Unofficial talk in Yerevan is that Kocharyan in fact called a meeting with Arsenyan following the broadcasts of the April 13 events.
Ashot Kocharyan, spokesman for the President told ArmeniaNow there is no record of a meeting between the President and Arsenayn. The spokesman had no comment on rumors to that effect.
ArmeniaNow attempted to get Arsenyan’s version of the claims. He said he is reserving comment on the matter until after the new company begins its broadcast. Asked whether Arsenyan had been pressured into selling Kentron, an assistant for Arsenyan said the MP “does not wish to speak about it now”.
Movsesyan, meanwhile, criticizes his former colleague Abrahamyan for taking the directorship of a company that effectively put A1+ off the air.
“By making that decision, he (Abrahamyan) demonstrated that he has changed his team,” Movsisyan said. “Of course, this country always needed an imitator like Aram in the struggle of freedom of speech, and such person was found. Aram is a good journalist and he can create an imitation of an independent channel.
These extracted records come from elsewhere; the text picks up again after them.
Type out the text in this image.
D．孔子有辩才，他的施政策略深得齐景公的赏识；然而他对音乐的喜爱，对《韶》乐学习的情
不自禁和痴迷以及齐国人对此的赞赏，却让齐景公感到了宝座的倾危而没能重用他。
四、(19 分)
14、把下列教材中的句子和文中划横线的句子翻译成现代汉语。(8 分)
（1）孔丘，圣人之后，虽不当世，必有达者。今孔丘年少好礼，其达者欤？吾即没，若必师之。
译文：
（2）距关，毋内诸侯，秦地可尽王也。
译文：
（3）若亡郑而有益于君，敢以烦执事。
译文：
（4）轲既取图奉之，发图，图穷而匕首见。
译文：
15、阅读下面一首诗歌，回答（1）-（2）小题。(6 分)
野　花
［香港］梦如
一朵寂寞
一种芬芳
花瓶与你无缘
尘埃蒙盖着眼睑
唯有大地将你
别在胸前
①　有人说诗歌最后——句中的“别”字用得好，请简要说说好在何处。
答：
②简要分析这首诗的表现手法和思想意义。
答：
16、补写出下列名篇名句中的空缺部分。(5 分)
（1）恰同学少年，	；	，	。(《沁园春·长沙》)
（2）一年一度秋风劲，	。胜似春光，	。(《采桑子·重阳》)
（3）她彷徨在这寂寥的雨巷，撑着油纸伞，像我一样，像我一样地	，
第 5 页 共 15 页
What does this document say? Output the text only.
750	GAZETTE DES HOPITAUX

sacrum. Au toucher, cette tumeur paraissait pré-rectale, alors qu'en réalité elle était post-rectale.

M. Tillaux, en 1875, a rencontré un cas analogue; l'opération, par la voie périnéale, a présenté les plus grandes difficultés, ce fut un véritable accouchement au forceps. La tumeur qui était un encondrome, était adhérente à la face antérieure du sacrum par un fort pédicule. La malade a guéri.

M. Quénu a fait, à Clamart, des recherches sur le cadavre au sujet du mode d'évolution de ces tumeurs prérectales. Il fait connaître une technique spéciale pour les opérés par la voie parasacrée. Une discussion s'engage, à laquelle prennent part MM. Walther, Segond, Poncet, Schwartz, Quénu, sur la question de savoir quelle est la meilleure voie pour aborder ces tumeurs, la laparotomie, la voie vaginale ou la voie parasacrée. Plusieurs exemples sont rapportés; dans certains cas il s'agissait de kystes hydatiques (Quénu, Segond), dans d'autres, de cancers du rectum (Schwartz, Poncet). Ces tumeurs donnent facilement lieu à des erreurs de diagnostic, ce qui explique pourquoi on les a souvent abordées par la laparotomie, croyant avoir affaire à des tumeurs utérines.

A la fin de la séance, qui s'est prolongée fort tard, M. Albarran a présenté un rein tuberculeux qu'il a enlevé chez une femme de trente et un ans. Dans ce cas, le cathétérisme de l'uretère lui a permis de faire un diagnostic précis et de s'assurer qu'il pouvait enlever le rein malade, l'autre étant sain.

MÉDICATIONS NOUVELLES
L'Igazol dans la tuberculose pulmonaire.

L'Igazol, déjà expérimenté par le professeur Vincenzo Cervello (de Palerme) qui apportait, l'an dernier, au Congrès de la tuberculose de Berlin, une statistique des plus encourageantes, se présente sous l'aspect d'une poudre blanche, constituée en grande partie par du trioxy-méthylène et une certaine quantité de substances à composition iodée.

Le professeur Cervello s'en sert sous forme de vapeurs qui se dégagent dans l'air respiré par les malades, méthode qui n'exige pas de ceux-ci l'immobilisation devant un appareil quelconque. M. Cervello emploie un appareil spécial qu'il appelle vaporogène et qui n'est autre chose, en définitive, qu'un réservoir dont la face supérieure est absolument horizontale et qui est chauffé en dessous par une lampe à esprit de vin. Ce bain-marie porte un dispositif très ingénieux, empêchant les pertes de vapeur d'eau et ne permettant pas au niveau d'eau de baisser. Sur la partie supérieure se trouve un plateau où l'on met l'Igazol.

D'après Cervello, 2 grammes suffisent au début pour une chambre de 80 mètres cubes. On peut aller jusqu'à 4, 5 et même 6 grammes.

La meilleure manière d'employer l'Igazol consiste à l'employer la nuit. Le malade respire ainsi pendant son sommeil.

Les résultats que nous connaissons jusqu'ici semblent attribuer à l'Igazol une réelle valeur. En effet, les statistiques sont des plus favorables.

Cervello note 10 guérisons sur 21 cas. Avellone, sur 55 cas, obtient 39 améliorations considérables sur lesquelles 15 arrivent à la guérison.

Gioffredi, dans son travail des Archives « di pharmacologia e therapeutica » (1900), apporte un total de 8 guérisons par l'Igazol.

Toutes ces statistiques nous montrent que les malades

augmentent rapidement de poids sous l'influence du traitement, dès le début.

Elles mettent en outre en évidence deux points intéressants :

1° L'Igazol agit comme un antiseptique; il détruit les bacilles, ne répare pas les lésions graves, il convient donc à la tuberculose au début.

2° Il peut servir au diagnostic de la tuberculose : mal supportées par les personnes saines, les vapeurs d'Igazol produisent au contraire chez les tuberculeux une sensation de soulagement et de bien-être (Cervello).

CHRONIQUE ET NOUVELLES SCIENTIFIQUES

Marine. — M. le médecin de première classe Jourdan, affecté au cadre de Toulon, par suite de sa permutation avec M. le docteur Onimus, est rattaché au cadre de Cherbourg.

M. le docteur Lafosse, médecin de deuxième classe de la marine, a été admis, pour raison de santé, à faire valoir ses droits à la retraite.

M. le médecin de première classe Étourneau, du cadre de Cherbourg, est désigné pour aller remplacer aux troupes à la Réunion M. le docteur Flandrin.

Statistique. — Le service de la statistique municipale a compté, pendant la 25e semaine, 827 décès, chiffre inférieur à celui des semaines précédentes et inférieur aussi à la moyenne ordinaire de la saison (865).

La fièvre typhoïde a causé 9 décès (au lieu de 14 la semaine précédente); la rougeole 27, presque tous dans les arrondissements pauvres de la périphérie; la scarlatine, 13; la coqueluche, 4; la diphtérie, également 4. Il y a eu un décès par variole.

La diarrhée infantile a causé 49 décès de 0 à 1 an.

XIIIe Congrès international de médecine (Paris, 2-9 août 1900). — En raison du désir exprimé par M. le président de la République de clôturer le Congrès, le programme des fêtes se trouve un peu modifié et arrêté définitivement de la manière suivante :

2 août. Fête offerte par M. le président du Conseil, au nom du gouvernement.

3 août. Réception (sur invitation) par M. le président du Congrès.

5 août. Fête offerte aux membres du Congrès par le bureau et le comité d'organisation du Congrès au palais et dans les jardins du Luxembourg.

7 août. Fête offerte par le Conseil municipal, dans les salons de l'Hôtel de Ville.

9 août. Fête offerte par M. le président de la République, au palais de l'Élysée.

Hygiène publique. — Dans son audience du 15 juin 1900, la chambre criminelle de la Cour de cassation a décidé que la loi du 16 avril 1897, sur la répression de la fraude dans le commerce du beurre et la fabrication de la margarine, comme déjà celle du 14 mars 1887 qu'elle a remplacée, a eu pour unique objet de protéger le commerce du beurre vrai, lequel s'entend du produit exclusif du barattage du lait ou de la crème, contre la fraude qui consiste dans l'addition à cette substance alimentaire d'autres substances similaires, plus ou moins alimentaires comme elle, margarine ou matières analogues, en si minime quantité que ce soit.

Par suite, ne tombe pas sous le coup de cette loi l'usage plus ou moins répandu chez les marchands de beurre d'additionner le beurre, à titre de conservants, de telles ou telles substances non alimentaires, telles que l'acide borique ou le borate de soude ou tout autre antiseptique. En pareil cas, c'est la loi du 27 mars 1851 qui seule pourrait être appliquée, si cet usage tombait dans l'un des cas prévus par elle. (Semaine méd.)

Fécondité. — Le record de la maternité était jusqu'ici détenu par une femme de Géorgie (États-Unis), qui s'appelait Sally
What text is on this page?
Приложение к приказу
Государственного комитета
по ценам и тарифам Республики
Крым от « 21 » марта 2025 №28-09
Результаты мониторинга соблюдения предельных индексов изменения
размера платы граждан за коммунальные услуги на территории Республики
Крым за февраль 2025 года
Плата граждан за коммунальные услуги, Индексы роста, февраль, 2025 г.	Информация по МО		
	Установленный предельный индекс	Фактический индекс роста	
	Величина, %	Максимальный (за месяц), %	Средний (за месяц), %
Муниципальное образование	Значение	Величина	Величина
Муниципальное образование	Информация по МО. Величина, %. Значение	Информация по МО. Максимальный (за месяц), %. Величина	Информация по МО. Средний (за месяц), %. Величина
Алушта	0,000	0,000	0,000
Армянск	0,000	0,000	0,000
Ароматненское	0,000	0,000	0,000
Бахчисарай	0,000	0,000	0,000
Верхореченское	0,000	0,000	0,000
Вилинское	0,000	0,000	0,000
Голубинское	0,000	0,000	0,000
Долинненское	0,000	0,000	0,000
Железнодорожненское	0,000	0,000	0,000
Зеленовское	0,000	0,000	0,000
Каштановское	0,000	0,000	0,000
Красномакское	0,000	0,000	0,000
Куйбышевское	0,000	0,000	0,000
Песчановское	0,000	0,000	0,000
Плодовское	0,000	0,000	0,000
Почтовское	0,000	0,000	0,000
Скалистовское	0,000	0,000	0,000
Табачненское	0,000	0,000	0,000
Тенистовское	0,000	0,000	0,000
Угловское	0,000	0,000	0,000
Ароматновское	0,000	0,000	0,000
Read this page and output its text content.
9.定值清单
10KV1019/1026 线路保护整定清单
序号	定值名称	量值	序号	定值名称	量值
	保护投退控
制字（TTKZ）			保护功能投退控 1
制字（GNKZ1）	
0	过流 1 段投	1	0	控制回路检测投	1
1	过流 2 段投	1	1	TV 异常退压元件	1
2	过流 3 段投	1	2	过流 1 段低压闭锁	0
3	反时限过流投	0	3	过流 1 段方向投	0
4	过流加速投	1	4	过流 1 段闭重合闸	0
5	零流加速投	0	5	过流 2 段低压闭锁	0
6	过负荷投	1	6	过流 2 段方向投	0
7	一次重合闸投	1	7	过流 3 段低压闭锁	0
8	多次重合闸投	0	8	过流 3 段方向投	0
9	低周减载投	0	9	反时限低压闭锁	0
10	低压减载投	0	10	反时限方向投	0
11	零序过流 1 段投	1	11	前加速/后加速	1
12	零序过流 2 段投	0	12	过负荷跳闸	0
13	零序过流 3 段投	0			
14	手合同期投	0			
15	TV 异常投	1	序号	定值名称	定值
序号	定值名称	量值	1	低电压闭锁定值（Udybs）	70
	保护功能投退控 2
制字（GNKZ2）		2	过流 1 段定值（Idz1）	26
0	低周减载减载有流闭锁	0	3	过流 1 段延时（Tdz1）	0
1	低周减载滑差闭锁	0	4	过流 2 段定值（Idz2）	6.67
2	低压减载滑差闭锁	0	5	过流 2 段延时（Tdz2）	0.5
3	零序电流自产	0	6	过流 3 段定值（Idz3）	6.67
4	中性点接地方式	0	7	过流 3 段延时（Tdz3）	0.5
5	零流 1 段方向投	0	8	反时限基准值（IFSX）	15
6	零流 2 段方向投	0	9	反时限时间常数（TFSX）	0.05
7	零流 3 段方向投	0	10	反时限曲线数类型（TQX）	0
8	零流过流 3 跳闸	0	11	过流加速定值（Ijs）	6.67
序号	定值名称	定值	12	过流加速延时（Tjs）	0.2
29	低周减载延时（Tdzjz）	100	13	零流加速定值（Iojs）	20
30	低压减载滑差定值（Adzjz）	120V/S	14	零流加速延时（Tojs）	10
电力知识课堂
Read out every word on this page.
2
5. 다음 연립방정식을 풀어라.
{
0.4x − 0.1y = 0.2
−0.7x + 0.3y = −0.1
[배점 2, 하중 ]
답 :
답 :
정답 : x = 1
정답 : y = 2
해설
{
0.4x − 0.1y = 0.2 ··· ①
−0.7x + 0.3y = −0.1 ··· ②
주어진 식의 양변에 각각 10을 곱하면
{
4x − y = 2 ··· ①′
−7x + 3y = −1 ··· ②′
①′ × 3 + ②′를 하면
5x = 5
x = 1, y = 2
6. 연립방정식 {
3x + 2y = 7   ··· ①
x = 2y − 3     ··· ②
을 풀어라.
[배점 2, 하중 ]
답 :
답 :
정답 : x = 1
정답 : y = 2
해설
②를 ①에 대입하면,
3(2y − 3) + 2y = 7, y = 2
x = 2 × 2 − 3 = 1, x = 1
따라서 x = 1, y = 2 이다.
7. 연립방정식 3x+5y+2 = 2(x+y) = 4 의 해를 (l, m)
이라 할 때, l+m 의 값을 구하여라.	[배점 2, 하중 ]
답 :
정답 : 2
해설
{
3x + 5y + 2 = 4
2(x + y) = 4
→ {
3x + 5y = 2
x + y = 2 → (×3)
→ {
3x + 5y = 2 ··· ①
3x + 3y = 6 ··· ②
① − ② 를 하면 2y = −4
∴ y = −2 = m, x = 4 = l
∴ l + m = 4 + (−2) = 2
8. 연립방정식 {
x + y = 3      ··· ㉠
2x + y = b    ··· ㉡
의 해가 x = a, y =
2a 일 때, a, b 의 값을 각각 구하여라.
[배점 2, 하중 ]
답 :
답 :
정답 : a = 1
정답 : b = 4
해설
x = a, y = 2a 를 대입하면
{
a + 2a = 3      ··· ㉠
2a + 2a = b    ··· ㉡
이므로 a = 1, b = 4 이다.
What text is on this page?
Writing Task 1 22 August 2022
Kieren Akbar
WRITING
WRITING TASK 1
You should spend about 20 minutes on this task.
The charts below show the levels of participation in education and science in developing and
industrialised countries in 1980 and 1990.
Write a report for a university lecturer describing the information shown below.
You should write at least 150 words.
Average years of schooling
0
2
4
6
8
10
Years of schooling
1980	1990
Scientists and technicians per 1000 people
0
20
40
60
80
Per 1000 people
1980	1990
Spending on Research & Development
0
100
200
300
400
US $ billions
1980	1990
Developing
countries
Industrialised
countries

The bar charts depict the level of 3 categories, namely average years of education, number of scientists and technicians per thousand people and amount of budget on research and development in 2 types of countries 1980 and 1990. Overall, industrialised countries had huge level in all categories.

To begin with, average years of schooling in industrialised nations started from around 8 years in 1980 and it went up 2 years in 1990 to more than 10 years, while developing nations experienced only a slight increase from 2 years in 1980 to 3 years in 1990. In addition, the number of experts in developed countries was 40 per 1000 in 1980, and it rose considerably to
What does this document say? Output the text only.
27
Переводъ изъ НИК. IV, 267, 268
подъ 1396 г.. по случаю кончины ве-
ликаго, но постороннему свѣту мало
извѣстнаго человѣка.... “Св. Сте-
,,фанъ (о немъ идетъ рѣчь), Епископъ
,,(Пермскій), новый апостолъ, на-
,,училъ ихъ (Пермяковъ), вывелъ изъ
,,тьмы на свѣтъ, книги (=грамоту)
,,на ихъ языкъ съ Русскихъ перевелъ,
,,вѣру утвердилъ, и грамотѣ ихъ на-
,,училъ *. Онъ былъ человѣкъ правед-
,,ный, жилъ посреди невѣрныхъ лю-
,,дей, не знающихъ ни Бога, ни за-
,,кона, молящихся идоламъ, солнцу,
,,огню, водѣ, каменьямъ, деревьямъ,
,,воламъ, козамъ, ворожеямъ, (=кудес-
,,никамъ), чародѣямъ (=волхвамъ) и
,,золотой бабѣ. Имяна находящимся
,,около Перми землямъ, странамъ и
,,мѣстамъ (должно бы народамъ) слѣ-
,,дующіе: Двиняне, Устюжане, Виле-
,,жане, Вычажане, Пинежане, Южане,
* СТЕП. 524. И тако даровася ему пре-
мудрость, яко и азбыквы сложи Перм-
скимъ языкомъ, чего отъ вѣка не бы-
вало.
I’m only surprised that he agreed to that.”
Abrahamyan, though, refutes accusations that he has switched his political allegiance by assuming a position seen as connected to the government.
The journalist says he is confident the new owner will not use the television company as a rostrum for advancing his politics.
“It's just a business for him to make investments for gaining profits in the future,” Abrahamyan says. “I’m sure this is the only way for creating independent media. Media, but not the means for propaganda.”
Abrahamyan, a musicologist by profession, graduated Yerevan State Conservatory and defended his Ph.D. thesis. He served as press secretary for the first president after independence, Levon Ter Pertrosyan. He became editor of Aravot newspaper in 1994.
Before hosting the A1+ talk show, Abrahamyan had been host of various music programs.
“I always dreamt of working in TV,” he says. “When I first came to TV in 1983 I realized it was my world and I had always been dreaming of working there.”
His aim at Aravot TV, he says, is to direct a company that serves the public need for reliable information.
“The strategic goal of the TV company is to become an informational and public channel like Freedom radio station,” says Abrahamyan.